In any case, price signals based on efficiency (or Casemix) funding are already available in most states. Victoria and South Australia have long used this method to fund their hospitals. Most other states, including Tasmania, have advanced Casemix systems which, though they are not tied directly to the funding of each service, are used as a guide to inform existing block funding levels.

Another potential challenge to the new system’s relevance comes from the Commonwealth Grants Commission, which calculates which states have received more than their population share in federal payments, and which have received less. It then adjusts up or down the amount of GST each state receives to rebalance the federation and to ensure overall fairness.

The Commission has its own criteria for allotting health payments, which will remain in place. The National Health Reform Agreement, signed by all nine Australian governments, specifies that the Pricing Authority process and criteria will not negate those of the Grants Commission. In effect, the existing Grants Commission process will trump the new Pricing Authority process.

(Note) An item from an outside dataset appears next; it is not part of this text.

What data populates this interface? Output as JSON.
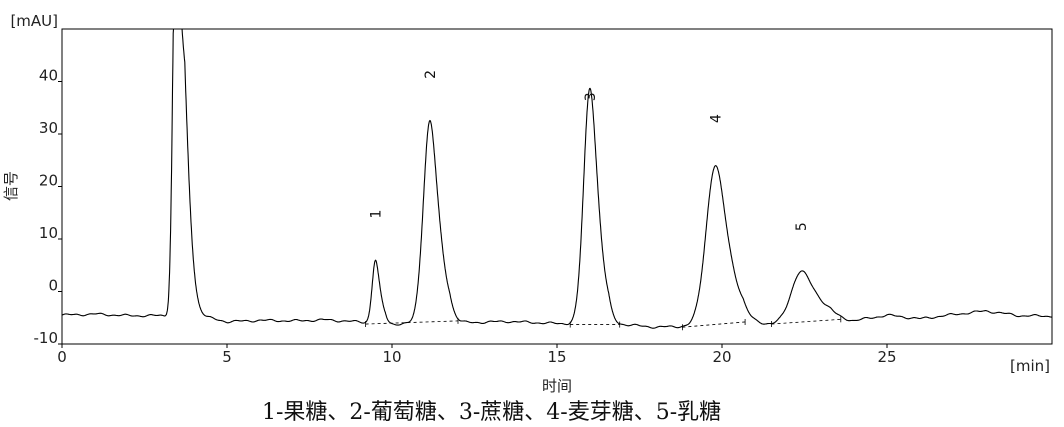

It would be possible for the federal Treasurer to issue instructions to the Grants Commission to exempt the new pricing process from its redistribution process. But state officials believe this will not happen.

In any case, the issue is moot. The new activity-based pricing system will not kick in until 2014, and the funding guarantee will last until 2019. Until then, there will be little for the Commission to do on this issue. By 2019 – unless the Gillard government manages to score a perfect ten on the Lazarus scale of political resurrection, the Abbott government will be in its sixth year. The Liberals will have their own health priorities and are unlikely to maintain such a costly and ultimately pointless exercise.

Martyn Goddard has worked in national health policy, mostly in the consumer sector, for more than 15 years. Before that he was a journalist at the ABC in Melbourne and Sydney.